Nathaniel Hawthorne

Portret van Nathaniel Hawthorne.

Hieronder het artikel uit Chambers’s cyclopædia of English Literature uit 1886 over Nathaniel Hawthorne.

 

Letter This distinguished American author was born on the 4th July 1804 – the American Independence Day. He was a native of Salem, Massachusetts, and was early in the field as a contributor to periodical literature.

Two volumes of these pieces were collected and published under the title of Twice-told Tales (1837 and 1842). In 1845 appeared Mosses from an old Manse, and in 1850 The Scarlet Letter, which may be said to have given its author a European reputation. He afterwards joined with some friends in a scheme like the contemplated Pantisocracy of Southey and Coleridge – a society called the Brook Farm Community, from which Arcadian felicity and plenty were anticipated, but which ended in failure.

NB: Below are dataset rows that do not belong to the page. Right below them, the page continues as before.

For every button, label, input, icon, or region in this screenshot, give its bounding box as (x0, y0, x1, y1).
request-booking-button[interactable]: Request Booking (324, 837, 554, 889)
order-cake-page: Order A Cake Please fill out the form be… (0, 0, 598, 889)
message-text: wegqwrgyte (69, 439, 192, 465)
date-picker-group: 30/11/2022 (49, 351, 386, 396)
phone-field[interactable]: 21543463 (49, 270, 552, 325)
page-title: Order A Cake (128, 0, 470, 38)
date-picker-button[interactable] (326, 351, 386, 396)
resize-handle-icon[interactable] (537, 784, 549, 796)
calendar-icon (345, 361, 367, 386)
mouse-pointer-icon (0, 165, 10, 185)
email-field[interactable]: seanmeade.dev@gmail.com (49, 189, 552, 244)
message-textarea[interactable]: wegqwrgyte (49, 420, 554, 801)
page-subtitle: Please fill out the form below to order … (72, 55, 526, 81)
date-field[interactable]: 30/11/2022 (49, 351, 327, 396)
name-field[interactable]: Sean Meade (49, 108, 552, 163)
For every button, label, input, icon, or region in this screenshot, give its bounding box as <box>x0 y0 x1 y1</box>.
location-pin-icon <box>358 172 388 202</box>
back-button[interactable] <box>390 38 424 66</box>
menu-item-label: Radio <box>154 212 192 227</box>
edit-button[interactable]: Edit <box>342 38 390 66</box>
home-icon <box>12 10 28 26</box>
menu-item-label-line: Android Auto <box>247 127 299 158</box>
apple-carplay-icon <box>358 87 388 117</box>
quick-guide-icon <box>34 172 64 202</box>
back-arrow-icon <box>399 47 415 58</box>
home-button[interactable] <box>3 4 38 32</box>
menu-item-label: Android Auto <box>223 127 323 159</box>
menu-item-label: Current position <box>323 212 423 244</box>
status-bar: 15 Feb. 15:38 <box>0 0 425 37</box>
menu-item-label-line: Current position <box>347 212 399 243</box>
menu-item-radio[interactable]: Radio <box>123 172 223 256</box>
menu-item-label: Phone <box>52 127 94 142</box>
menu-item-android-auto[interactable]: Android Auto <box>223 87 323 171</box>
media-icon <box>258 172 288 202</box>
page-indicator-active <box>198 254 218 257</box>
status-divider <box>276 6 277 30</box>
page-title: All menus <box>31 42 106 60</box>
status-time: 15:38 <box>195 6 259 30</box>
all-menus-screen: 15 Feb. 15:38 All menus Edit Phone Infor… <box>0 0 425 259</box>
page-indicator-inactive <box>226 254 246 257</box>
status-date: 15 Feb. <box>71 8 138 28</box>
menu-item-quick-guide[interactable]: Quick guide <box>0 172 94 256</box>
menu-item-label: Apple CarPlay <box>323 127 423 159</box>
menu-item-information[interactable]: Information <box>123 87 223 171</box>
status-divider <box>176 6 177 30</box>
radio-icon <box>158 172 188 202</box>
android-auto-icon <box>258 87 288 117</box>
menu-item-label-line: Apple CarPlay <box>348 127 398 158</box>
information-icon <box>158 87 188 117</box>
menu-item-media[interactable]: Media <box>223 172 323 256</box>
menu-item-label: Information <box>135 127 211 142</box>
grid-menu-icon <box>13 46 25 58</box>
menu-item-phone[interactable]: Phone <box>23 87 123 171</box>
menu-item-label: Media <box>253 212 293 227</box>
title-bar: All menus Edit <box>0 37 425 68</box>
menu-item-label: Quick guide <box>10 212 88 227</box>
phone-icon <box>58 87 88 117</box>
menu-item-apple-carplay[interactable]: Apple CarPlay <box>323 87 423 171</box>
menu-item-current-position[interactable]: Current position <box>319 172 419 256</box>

In 1851, Mr.Hawthorne produced The House of the Seven Gables, and in 1852 The Blithedale Romance. He published also a Life of General Pierce, and A Wonder Book, a second series of which, called Tenglewood Tales, was published in 1853. On the accession of General Pierce to the presidency in 1852, Hawthorne was appointed consul for the United States at Liverpool, which he held for about five years. A visit to Italy gave occasion to his writing Transformation (1860) – a novel, which gives an admirable view of Roman life, antiquities and art.

Mr.Hawthorne returned to America, and published Our Old Home, two vols., 1863, giving an account of England, but written in a tone of querulous discontent and unfairness which pained his friends on both sides of the Atlantic. Part of this must be attributed to ill-health, which continued to increase till the death of the novelist, which took place at Plymouth, New hampshire, May 19, 1864. An interesting volume of Memorials of Hawthorne has been published by Henry A. Page. His widow also edited and published Passages from the American Note-books of Nathaniel Hawthorne, two vols., 1868; Passages from the English Note-books of Nathaniel Hawthorne, two vols.1870; Septimius, 1871, and Dr.Grimshawe’s Secret, 1883, both unfinished romances.

The Scarlet Letter, Seven Gables, and Blithedale, are the most popular and original of Mr.Hawthorne’s works. The first of these pictures of New England life and Puritanism is on a painful subject, for The Scarlet Letter is the badge of the heroine’s shame, and her misery and degradation form the leading theme of the story. But it is intensely interesting, and its darker shades are relieved by passages of fine description. Perhaps its only fault is one which attaches also to Scott’s Waverly – a too long and tedious introduction.

The second romance does not possess the same harrowing interest, but it has greater variety, and the inmates of the old house are drawn with consummate skill. The Blithedale Romance is a story founded on the Socialist experiment at Brook Farm.